|High cadence climbing||PODIUMBOUNDdotCA|
Sep 2, 2002 9:55 AM
|I hate this fad. It's a great idea if you have a perfect pedal stroke and know exactly what it is doing physiologically but a lot of people are drawn to it because Lance Armstrong does it. So basically if someone wins 4 Tour's in a row in the mountains this way obviously it'll make them faster which as great an idea as it is simply isn't true for everyone.
|gee, thanks for clearing that up...||collinsc|
Sep 2, 2002 10:05 AM
|yeah, you know, youre right. but you know? we all know that already.
I smell jealousy. track superstar nick cant slog his ass up the mountains. thats ok though, really, I'm sure there is always room for one more Robbie McEwen in this world.
|re: High cadence climbing||Ian|
Sep 2, 2002 10:48 AM
|I love this technique. I tried seated, high cadence climbing instead of standing, low cadence climbing and all of a sudden I started passing people who used to pass me. Now this probably had more to do with the fact that I also used my hamstring and glute muscles while seated, which is hard to do while standing.
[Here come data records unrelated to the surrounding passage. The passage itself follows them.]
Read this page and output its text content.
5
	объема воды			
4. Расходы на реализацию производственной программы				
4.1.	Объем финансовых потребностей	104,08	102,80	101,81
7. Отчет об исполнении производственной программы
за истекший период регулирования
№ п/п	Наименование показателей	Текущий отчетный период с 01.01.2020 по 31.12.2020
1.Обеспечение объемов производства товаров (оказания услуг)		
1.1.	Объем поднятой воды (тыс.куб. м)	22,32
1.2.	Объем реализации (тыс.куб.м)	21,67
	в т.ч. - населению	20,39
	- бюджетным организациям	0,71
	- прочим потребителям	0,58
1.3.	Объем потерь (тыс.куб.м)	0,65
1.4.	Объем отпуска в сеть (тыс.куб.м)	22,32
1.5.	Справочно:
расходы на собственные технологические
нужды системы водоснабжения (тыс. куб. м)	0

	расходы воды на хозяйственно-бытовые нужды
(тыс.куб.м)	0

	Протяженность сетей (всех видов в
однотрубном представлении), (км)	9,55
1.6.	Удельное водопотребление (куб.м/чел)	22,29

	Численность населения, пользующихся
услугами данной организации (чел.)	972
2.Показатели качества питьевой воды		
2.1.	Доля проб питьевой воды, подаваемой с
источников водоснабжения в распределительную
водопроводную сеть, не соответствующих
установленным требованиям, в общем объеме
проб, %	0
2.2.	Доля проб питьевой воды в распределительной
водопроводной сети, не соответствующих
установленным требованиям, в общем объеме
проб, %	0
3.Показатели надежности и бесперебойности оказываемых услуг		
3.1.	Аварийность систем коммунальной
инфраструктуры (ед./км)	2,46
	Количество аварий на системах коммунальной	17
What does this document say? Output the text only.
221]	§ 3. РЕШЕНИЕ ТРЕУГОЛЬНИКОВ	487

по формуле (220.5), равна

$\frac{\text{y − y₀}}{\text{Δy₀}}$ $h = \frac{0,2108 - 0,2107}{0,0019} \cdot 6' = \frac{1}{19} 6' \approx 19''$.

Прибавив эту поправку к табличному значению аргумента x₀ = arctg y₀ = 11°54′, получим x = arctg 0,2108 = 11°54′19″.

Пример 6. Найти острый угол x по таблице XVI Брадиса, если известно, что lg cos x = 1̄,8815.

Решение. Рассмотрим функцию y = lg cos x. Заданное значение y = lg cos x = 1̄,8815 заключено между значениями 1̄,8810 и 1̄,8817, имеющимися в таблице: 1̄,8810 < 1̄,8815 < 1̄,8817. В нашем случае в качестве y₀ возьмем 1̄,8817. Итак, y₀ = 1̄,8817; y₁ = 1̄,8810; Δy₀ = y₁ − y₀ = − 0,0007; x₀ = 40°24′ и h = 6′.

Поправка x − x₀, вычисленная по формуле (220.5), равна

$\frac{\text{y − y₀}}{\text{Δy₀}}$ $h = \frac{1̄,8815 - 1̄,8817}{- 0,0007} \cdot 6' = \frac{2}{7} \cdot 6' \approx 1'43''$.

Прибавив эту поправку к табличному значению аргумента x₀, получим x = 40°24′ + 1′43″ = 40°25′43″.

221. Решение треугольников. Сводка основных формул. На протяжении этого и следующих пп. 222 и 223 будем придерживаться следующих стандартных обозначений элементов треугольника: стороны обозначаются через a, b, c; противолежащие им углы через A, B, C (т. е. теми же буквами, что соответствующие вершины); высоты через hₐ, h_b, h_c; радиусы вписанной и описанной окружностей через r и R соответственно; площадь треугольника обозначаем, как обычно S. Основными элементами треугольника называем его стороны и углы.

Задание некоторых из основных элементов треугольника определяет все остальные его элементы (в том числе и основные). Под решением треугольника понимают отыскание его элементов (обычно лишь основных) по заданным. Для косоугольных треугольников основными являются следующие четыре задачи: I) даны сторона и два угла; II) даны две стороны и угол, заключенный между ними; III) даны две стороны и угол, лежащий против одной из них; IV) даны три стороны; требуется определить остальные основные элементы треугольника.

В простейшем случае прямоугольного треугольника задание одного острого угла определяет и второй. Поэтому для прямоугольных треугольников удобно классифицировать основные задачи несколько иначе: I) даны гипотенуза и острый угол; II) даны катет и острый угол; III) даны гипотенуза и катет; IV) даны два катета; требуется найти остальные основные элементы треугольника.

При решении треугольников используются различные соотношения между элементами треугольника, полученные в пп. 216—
And that has made me a more efficent climber. But I am sold, I hardly ever stand to climb anymore.
|re: High cadence climbing||GMS|
Sep 2, 2002 11:00 AM
|I climb faster when seated, but it wears me out more than standing. That is probably the opposite of most people.
Standing for me seems easy. It's like walking. I climb at a decent rate and my heart rate doesn't jump through the roof.
If I hammer 100 rpm up the hill I go fast, but it takes it out of me. Stiffer shoes would help. I get robbed of a lot of energy.
|high cadence climbing||weiwentg|
Sep 2, 2002 11:26 AM
|I think Lance mainly uses 100rpm cadences when he attacks the mountains. personally, if I'm climbing normally my rpms are high but not abnormally so (~90rpm). if I'm attacking, I get out of the saddle and go past 100rpm, but this is spectacularly tiring.
Nick, are you perhaps thinking of racing Jonathan Vaughters up Mt Evans? :)
|high cadence climbing||Spunout|
Sep 2, 2002 5:38 PM
|High, low, whatever. Pick your cadence that would allow you to 'climb all day' in comfort, which works for you.
By the numbers, high cadence is easier because you have less sustained work intervals and more recovery intervals in your muscle fibres.
|re: High cadence climbing||Soultrain|
Sep 2, 2002 9:06 PM
|I am sure that I will get corrected if I am wrong,
The main reason that lance uses the high cadence for his high effort climbing, is that it transfers a greater amount of the workload to the aerobic system, lestening the amount of highly glycolic work that is done. I believe that this makes recovery faster for him, in the arena of a stage race this is priceless, for you and me this doesn't really matter.
Last tour, Paul Sherwin stated that lance did a test at 75 rpm and at 100 rpm up one of the mountains that he would later race up in the tour. for HIM, in a WELL TRAINED state, he had the SAME power output. His heart rate was only 2 beats different(higher on higher cadence)
Don't think that high cadence climbing is a cure-all magic method, mainly it just looks cool, and for riders with very strong legs, like track riders, it will usually be more comfortable to climb at lower cadences(60-75rpm).